Doc Deason, local Tyler, TX Meteorologist, recently appeared on Facebook Live discussing storm anxiety with The Bridge Therapeutic Services therapists and co-owners, Erin Young, LCSW and Jennifer Wood, LPC-S.
Weather can trigger past anxiety and stress both directly and indirectly. Anxieties directly related to weather would include feeling anxious from being in a past tornado, hurricane, flood, or other severe weather event. Anxieties indirectly related to the weather include current weather conditions such as lightning, thunder, tornado threats, or other sever weather conditions which can trigger past anxiety and stress that are not related to weather. Storms can trigger inward fears of not feeling safe and feeling out of control.
The back emotional part of the brain, responds to these fears of not feeling safe by activating the sympathetic nervous system. This activation triggers the fight/ flight response to protect a person in danger. This can lead to feeling nervous, restless, panic, increased heart rate, trembling, trouble sleeping, worry, and physical symptoms. Common childhood anxiety symptoms include anger, questioning, physical complaints, trouble sleeping, trouble focusing, heightened emotions, hiding, and clingy.
The brain and body respond in these ways to keep you safe. However, the switch can stay flipped and keep you in this place. When this happens it is important to remember the goal is to move to the front rational part of the brain, which will lead to being able to think more clearly and to problem solve. In order to move toward the front rational part of the brain, it is helpful to deep breathe as well as complete other calming strategies, which activate the parasympathetic nervous system. The parasympathetic nervous system is also called rest and digest as it helps you feel calmer. Feeling calmer and moving towards the front rational brain will help you remember your safety plan, process the weather information from your weather source, and be there for your children.

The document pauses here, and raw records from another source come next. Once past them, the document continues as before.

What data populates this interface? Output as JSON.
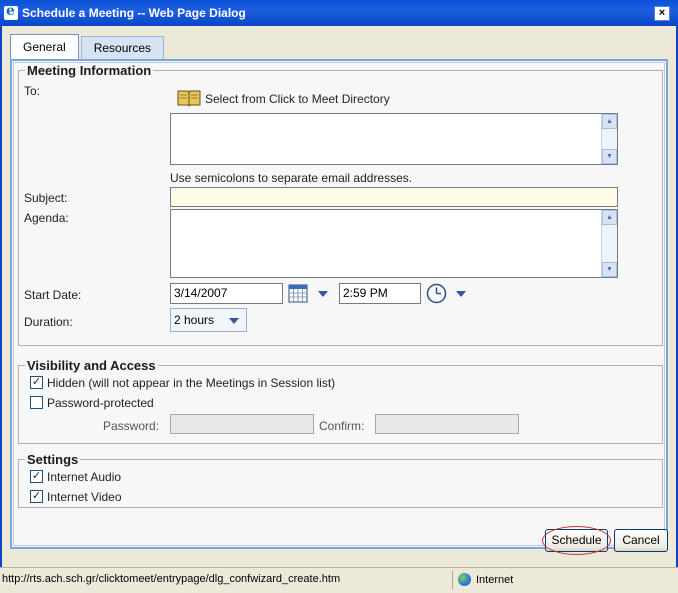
{
  "window": {
    "title": "Schedule a Meeting -- Web Page Dialog",
    "close_glyph": "×"
  },
  "tabs": [
    {
      "label": "General",
      "active": true
    },
    {
      "label": "Resources",
      "active": false
    }
  ],
  "meeting_info": {
    "legend": "Meeting Information",
    "to_label": "To:",
    "directory_link": "Select from Click to Meet Directory",
    "to_value": "",
    "hint": "Use semicolons to separate email addresses.",
    "subject_label": "Subject:",
    "subject_value": "",
    "agenda_label": "Agenda:",
    "agenda_value": "",
    "start_date_label": "Start Date:",
    "start_date_value": "3/14/2007",
    "start_time_value": "2:59 PM",
    "duration_label": "Duration:",
    "duration_value": "2 hours"
  },
  "visibility": {
    "legend": "Visibility and Access",
    "hidden_label": "Hidden (will not appear in the Meetings in Session list)",
    "hidden_checked": true,
    "password_protected_label": "Password-protected",
    "password_protected_checked": false,
    "password_label": "Password:",
    "confirm_label": "Confirm:"
  },
  "settings": {
    "legend": "Settings",
    "audio_label": "Internet Audio",
    "audio_checked": true,
    "video_label": "Internet Video",
    "video_checked": true
  },
  "buttons": {
    "schedule": "Schedule",
    "cancel": "Cancel"
  },
  "status": {
    "url": "http://rts.ach.sch.gr/clicktomeet/entrypage/dlg_confwizard_create.htm",
    "zone": "Internet"
  },
  "colors": {
    "title_bar": "#0a4fd6",
    "panel_border": "#7ea4dc",
    "subject_bg": "#fffbe4",
    "schedule_highlight": "#c83232"
  },
  "icons": {
    "directory": "book-icon",
    "calendar": "calendar-icon",
    "clock": "clock-icon",
    "zone": "globe-icon"
  }
}
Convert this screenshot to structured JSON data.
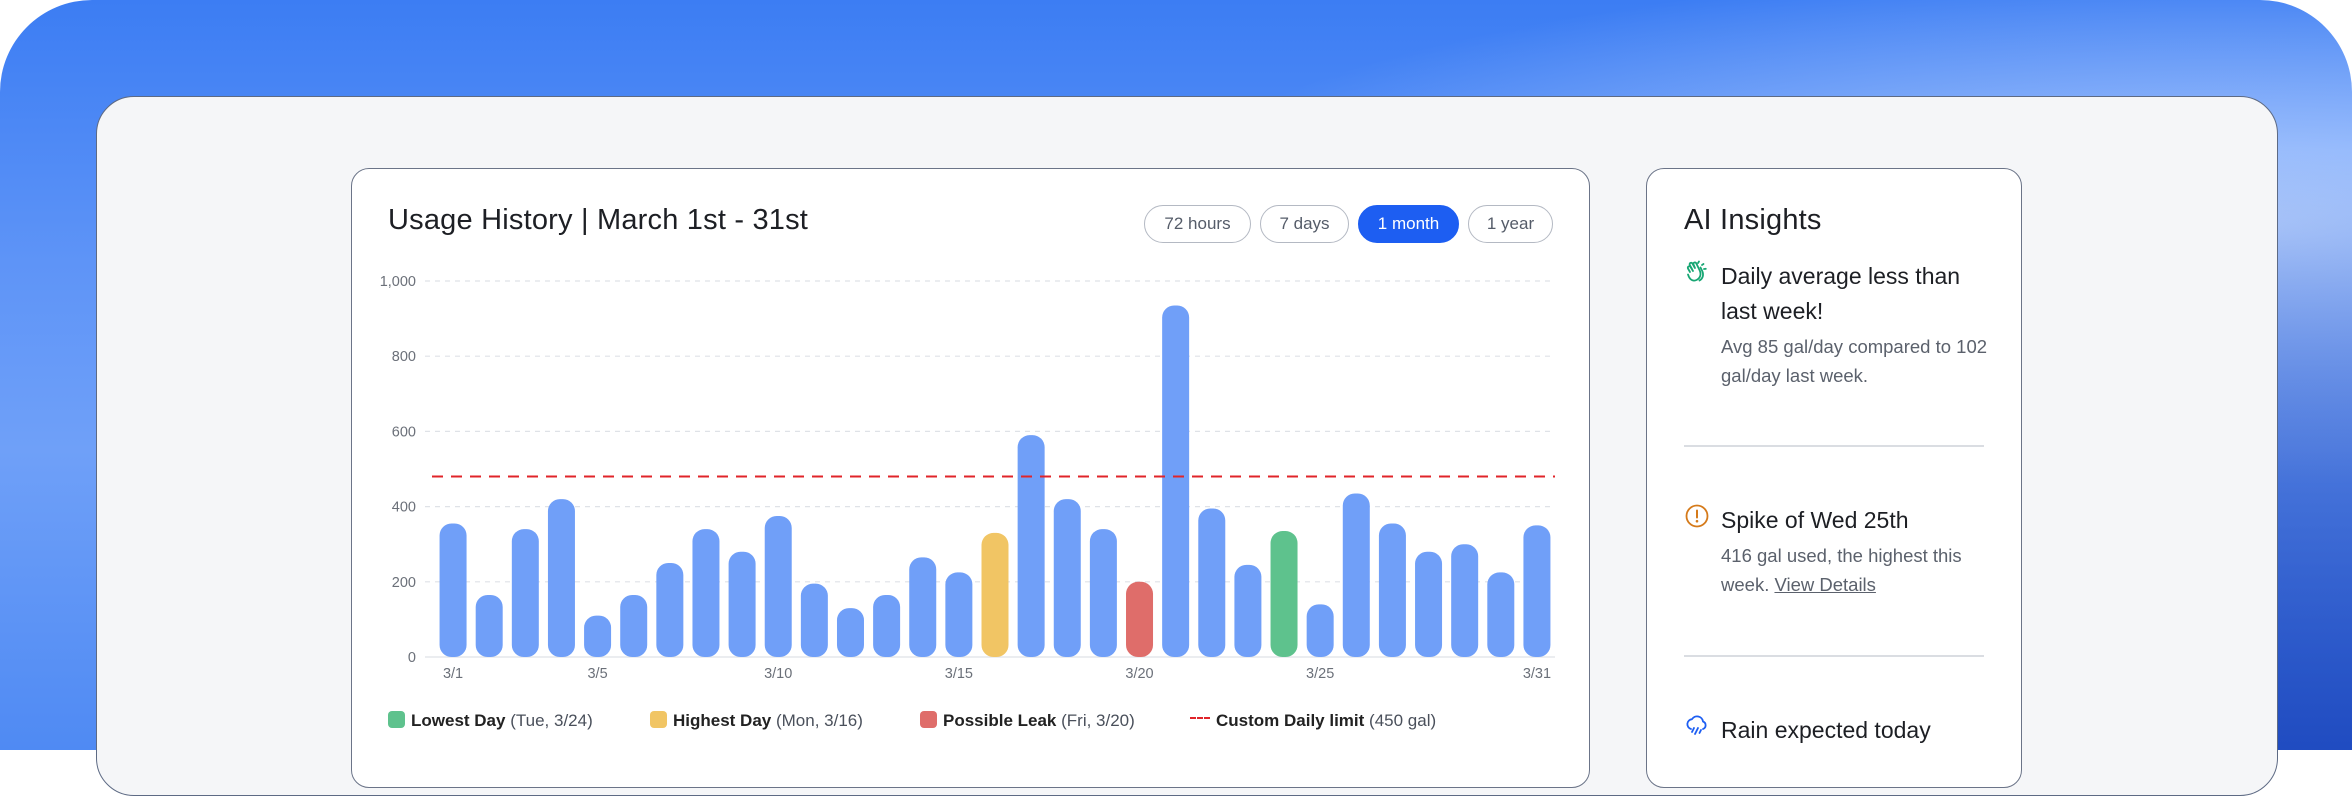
{
  "usage": {
    "title": "Usage History | March 1st - 31st",
    "ranges": [
      "72 hours",
      "7 days",
      "1 month",
      "1 year"
    ],
    "active_range": "1 month"
  },
  "colors": {
    "accent": "#1d5ef2",
    "bar": "#709ff8",
    "lowest": "#5ec28d",
    "highest": "#f1c564",
    "leak": "#df6d6a",
    "limit_line": "#e0242a"
  },
  "chart_data": {
    "type": "bar",
    "categories": [
      "3/1",
      "3/2",
      "3/3",
      "3/4",
      "3/5",
      "3/6",
      "3/7",
      "3/8",
      "3/9",
      "3/10",
      "3/11",
      "3/12",
      "3/13",
      "3/14",
      "3/15",
      "3/16",
      "3/17",
      "3/18",
      "3/19",
      "3/20",
      "3/21",
      "3/22",
      "3/23",
      "3/24",
      "3/25",
      "3/26",
      "3/27",
      "3/28",
      "3/29",
      "3/30",
      "3/31"
    ],
    "values": [
      355,
      165,
      340,
      420,
      110,
      165,
      250,
      340,
      280,
      375,
      195,
      130,
      165,
      265,
      225,
      330,
      590,
      420,
      340,
      200,
      935,
      395,
      245,
      335,
      140,
      435,
      355,
      280,
      300,
      225,
      350
    ],
    "highlight": {
      "3/16": "highest",
      "3/20": "leak",
      "3/24": "lowest"
    },
    "x_tick_labels": [
      "3/1",
      "3/5",
      "3/10",
      "3/15",
      "3/20",
      "3/25",
      "3/31"
    ],
    "y_ticks": [
      "0",
      "200",
      "400",
      "600",
      "800",
      "1,000"
    ],
    "ylim": [
      0,
      1000
    ],
    "limit_value": 480,
    "grid": true,
    "legend": [
      {
        "key": "lowest",
        "label": "Lowest Day",
        "detail": "(Tue, 3/24)"
      },
      {
        "key": "highest",
        "label": "Highest Day",
        "detail": "(Mon, 3/16)"
      },
      {
        "key": "leak",
        "label": "Possible Leak",
        "detail": "(Fri, 3/20)"
      },
      {
        "key": "limit",
        "label": "Custom Daily limit",
        "detail": "(450 gal)"
      }
    ],
    "legend_position": "bottom"
  },
  "insights": {
    "title": "AI Insights",
    "items": [
      {
        "icon": "clapping-hands-icon",
        "heading": "Daily average less than last week!",
        "body": "Avg 85 gal/day compared to 102 gal/day last week.",
        "link": ""
      },
      {
        "icon": "alert-circle-icon",
        "heading": "Spike of Wed 25th",
        "body": "416 gal used, the highest this week.",
        "link": "View Details"
      },
      {
        "icon": "cloud-rain-icon",
        "heading": "Rain expected today",
        "body": "",
        "link": ""
      }
    ]
  }
}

How to stay calm during storms:
Prepare- Prepare by creating a safety plan for your family. Make sure each family member knows which room to go to and knows what will need to go in the room with you.
Learn – Learn about the weather from a professional informative source. Continue to follow the source throughout the storm rather then going to google, which can increase anxiety.
Notice- Notice what triggers your anxiety and what calms it.
Follow- Follow your family safety plan and a professional weather source for updates.
Breathe- Breathe long deep breaths.
Move- Move around by walking, jumping, stretching, and doing jumping jacks.
Remember- Remember this feeling and situation are temporary and will end.
Be curious- Be curious and ask yourself: What am I feeling? What am I specifically thinking about?
Support- Support by talking on the phone, texting, and having others with you will help you and people close to you to not feel alone.
Reflect- Reflect by thinking through: how you felt during the storm, how you reacted to your feelings during the storm, what actually happened with the storm, and ways you may do things differently next time.
Just as adults feel anxious during storms it is important to remember that children can as well. For children their anxiety can look a bit different then it does in adults, however the same principles of calming the mind down apply. A severe weather event is a time that your family is able to connect with each other and grow stronger by overcoming a difficult situation positively together.
Parenting anxious children during storms:
Think- Think about what storm knowledge each of your children can emotionally handle rather then what knowledge they academically can handle.
Model- Model calm to your children by helping yourself stay calm.
Connect- Connect with your children by helping them feel heard by listening, validating, and understanding them.
Move- Move with your children to help them release their anxiety by walking, jumping, stretching, and doing jumping jacks. Also, you can give them items to move in their hands such as a stress ball, silly putty, slime, and other types of fidget devises.
Distract- Distract your child by playing games, telling stories, and playing toys together.